8. Importance of Exports for India’s Economy
Exports play a role in Indias economic development.
Exports contribute significantly to GDP and industrial production.
Millions of jobs depend on export industries like textiles, electronics, gems and jewellery and agriculture.
Export revenues provide currency needed to pay for imports.
Export competition encourages companies to improve productivity and quality.
9. Risks Facing Exports
Several risks could affect export growth in the near future.
A global economic slowdown could reduce demand for imports.
Trade protectionism could lead to tariffs or restrictions that hurt exports.
Supply chain disruptions could delay exports.
Currency volatility could affect export competitiveness.
10. Outlook for March and the Next Financial Year

The Commerce Secretarys warning about a dip in March reflects caution about short-term risks.
However the long-term outlook for Indias exports remains positive due to expanding manufacturing capacity growing electronics exports, new trade agreements and government incentives for exporters.
Indias export strategy is increasingly focused on diversifying markets and products which helps reduce dependence on any country or sector.
Indias merchandise exports remaining flat in February highlights the challenges facing trade in 2026.
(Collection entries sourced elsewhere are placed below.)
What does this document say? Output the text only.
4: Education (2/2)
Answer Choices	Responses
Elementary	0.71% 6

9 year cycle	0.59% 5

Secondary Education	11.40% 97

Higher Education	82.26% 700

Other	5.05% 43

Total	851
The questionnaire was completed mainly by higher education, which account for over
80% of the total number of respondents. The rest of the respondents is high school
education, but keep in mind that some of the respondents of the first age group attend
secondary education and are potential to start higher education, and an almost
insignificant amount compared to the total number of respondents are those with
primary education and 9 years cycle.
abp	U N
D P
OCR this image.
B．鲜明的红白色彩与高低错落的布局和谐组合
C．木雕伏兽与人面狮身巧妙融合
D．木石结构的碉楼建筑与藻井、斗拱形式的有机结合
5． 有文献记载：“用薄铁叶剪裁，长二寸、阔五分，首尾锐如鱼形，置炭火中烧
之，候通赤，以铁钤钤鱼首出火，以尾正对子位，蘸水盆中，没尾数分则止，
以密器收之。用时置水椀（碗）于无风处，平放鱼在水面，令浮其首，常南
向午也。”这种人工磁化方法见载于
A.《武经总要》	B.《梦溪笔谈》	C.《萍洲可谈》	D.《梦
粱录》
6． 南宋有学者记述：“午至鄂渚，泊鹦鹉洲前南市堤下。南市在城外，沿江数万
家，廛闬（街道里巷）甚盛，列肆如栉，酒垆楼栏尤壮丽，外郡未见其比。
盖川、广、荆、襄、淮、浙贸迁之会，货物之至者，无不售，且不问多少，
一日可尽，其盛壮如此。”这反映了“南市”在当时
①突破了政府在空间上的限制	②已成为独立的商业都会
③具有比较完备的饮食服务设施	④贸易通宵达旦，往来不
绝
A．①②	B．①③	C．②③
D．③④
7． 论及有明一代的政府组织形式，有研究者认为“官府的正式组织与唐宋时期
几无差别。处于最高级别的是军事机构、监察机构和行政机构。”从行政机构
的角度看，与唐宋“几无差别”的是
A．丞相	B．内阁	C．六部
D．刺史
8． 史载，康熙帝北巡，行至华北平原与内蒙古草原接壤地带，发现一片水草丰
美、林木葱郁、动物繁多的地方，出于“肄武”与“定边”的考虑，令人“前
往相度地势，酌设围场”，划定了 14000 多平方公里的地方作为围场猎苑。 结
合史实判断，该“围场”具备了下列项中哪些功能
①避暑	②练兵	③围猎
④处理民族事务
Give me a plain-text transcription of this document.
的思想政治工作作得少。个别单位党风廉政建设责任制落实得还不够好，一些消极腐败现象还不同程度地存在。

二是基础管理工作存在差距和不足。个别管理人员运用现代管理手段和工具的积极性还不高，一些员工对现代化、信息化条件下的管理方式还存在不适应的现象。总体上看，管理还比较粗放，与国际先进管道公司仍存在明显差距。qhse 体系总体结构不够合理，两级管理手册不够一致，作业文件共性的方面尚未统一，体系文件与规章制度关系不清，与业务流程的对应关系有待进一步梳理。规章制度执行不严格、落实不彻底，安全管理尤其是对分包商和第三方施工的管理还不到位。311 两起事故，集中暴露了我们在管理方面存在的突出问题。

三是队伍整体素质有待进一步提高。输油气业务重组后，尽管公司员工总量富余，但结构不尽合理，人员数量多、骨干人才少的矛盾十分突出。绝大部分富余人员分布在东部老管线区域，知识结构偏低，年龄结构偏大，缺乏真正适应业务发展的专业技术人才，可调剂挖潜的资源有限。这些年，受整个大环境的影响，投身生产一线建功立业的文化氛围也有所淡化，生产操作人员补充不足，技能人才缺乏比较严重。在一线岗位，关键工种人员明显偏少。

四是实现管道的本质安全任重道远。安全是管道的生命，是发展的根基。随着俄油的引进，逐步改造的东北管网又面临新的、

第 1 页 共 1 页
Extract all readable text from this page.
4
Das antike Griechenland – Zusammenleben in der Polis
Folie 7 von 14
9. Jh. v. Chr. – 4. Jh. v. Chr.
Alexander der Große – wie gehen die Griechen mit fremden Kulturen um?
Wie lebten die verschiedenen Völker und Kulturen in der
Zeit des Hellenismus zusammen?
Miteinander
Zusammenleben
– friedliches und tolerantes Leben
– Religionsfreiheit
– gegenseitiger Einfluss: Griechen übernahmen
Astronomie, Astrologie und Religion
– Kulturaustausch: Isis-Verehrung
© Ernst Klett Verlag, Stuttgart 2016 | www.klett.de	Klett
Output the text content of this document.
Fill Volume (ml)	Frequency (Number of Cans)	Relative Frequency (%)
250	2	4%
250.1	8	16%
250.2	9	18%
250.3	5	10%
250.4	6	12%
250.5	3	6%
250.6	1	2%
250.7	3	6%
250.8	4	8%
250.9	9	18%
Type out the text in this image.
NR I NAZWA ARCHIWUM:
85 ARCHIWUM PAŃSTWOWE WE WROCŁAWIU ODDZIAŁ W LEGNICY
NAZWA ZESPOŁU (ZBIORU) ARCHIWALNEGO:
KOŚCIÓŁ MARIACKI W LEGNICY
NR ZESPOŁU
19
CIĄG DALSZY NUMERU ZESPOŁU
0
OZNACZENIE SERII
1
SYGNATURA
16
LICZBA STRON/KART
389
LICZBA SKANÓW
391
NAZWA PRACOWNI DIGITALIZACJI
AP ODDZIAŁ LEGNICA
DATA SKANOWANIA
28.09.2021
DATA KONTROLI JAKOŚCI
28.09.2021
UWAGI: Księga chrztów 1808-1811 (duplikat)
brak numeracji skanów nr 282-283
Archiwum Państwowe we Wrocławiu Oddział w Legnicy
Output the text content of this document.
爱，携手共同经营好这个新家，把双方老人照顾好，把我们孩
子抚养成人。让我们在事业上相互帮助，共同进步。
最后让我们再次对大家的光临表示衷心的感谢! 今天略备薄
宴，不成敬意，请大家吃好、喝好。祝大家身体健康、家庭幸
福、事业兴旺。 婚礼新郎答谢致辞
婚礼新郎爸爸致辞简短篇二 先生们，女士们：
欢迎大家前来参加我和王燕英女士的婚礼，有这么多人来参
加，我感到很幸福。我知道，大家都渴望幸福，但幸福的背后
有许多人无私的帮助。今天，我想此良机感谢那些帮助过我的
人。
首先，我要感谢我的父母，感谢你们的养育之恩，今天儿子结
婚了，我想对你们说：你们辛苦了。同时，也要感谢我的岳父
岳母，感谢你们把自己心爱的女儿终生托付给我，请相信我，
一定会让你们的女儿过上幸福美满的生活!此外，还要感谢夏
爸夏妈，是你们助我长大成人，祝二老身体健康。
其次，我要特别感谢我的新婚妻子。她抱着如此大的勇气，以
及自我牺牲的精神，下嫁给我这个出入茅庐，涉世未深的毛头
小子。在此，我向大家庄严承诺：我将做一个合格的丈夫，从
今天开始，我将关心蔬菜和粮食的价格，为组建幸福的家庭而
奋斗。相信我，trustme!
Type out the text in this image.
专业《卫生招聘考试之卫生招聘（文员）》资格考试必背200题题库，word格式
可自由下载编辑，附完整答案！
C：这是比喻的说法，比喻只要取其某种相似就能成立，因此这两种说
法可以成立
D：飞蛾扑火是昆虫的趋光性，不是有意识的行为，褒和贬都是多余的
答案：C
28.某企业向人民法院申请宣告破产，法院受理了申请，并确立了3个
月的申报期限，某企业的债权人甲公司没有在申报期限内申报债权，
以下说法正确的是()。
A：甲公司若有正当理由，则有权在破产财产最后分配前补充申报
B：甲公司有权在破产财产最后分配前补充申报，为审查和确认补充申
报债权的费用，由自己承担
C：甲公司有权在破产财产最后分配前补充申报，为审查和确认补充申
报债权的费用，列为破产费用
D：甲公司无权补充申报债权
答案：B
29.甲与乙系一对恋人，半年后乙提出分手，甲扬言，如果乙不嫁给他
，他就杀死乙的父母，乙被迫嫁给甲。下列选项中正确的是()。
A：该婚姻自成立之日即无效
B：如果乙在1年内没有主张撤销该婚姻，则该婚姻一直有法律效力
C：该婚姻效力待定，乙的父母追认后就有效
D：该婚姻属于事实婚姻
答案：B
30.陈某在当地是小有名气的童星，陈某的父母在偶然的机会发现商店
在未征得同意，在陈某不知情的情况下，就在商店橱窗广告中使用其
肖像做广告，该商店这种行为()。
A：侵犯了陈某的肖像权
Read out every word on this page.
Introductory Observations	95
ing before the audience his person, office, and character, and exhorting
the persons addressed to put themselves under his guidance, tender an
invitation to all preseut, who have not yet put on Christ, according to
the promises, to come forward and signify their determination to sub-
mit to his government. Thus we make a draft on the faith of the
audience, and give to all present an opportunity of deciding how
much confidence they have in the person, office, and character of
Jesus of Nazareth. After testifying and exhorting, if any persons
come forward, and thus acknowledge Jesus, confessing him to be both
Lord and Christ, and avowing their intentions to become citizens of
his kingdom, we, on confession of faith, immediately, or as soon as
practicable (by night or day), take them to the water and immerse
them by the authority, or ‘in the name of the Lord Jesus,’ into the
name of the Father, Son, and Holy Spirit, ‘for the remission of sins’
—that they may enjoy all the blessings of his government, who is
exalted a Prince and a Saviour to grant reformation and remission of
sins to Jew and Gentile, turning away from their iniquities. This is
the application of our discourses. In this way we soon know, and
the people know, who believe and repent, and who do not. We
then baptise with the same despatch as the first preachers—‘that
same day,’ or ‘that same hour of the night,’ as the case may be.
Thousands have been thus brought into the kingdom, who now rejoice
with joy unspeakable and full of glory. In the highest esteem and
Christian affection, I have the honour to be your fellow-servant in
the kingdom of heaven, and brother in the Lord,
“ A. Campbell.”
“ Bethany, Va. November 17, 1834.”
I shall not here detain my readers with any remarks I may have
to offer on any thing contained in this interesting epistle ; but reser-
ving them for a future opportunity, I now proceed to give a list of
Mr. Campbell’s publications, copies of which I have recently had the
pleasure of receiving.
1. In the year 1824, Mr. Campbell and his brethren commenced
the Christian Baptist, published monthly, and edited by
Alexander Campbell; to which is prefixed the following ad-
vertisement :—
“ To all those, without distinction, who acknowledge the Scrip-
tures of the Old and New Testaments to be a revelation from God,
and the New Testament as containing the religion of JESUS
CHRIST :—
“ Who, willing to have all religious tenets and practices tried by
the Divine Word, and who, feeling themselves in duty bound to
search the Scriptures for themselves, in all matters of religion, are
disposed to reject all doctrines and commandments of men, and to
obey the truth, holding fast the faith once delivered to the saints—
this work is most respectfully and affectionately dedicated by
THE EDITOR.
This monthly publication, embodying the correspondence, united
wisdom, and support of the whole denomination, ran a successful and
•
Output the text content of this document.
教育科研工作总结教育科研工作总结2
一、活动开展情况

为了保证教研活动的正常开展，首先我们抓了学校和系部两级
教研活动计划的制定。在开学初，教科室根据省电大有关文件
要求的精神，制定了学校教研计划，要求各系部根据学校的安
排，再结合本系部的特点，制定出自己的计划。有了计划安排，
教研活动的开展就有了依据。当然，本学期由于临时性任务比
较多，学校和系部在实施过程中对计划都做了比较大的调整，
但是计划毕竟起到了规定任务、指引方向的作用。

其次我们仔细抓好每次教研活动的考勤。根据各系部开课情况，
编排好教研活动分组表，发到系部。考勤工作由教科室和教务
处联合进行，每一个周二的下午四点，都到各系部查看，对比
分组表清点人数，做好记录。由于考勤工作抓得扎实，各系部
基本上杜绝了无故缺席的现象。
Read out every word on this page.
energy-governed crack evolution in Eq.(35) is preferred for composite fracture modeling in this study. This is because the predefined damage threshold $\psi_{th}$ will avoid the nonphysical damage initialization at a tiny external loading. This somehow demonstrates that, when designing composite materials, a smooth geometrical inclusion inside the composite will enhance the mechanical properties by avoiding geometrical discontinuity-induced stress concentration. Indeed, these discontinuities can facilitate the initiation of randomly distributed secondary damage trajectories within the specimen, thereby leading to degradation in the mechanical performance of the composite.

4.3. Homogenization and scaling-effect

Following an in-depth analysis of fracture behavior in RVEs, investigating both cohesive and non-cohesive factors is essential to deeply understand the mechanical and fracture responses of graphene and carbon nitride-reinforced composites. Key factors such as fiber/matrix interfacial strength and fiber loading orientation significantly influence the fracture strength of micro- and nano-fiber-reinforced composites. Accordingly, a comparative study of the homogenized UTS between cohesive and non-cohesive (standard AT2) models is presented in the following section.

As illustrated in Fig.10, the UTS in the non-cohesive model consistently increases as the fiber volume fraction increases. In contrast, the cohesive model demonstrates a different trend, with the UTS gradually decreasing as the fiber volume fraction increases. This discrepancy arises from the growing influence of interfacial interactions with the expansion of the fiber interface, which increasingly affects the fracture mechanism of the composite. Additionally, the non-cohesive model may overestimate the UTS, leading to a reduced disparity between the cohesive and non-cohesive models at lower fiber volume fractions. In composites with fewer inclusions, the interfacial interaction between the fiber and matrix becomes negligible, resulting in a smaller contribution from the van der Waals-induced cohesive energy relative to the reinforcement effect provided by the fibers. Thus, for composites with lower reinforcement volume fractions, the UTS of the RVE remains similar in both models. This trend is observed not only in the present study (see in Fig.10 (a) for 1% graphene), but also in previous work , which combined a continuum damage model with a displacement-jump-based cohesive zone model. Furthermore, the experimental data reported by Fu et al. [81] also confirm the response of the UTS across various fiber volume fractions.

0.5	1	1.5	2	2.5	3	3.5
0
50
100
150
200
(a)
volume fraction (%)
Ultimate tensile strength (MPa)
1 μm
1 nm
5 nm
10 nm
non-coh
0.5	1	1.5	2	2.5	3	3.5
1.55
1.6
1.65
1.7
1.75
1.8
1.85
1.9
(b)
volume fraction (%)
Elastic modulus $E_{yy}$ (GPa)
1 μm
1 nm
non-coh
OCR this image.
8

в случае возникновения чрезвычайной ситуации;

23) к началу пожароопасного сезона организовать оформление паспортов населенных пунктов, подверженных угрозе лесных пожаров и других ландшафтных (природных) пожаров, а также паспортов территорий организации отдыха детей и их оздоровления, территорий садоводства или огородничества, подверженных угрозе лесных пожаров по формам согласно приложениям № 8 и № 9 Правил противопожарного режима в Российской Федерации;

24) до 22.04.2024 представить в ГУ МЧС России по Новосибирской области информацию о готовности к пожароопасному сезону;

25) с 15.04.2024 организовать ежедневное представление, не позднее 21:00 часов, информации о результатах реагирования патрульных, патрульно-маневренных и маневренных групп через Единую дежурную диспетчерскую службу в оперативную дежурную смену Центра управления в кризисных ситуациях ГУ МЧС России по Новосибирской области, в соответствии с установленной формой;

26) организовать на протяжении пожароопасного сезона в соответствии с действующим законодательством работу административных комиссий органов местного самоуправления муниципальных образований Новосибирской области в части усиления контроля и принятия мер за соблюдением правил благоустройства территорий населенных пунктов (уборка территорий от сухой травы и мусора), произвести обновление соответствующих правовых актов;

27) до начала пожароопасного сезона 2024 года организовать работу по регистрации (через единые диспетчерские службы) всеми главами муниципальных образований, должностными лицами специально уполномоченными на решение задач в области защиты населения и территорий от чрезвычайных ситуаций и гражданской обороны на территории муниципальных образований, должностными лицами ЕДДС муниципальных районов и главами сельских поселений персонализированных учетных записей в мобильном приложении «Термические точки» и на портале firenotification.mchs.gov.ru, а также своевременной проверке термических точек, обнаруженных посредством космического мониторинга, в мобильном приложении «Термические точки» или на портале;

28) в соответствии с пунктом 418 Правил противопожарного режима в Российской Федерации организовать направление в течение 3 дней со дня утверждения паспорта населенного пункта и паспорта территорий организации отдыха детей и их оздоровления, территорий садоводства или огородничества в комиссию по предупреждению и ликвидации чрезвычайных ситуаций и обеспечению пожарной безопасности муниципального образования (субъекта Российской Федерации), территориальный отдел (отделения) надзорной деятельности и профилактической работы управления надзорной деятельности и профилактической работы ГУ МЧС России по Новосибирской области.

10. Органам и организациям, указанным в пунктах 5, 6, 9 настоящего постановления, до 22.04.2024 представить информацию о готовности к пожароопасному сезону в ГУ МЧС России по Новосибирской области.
Although exports held steady at around $36.6 billion imports were significantly higher resulting in a trade deficit.
At the time geopolitical tensions, weak demand from other countries and sector-specific declines have created uncertainty for exporters.
The Commerce Secretarys warning of a dip, in March reflects these risks.
However strong service exports, growing electronics manufacturing and upcoming trade agreements could help India maintain export momentum in the term.
Overall while short-term fluctuations are expected Indias export sector continues to adapt to challenges and remains an important pillar of the countrys economic growth.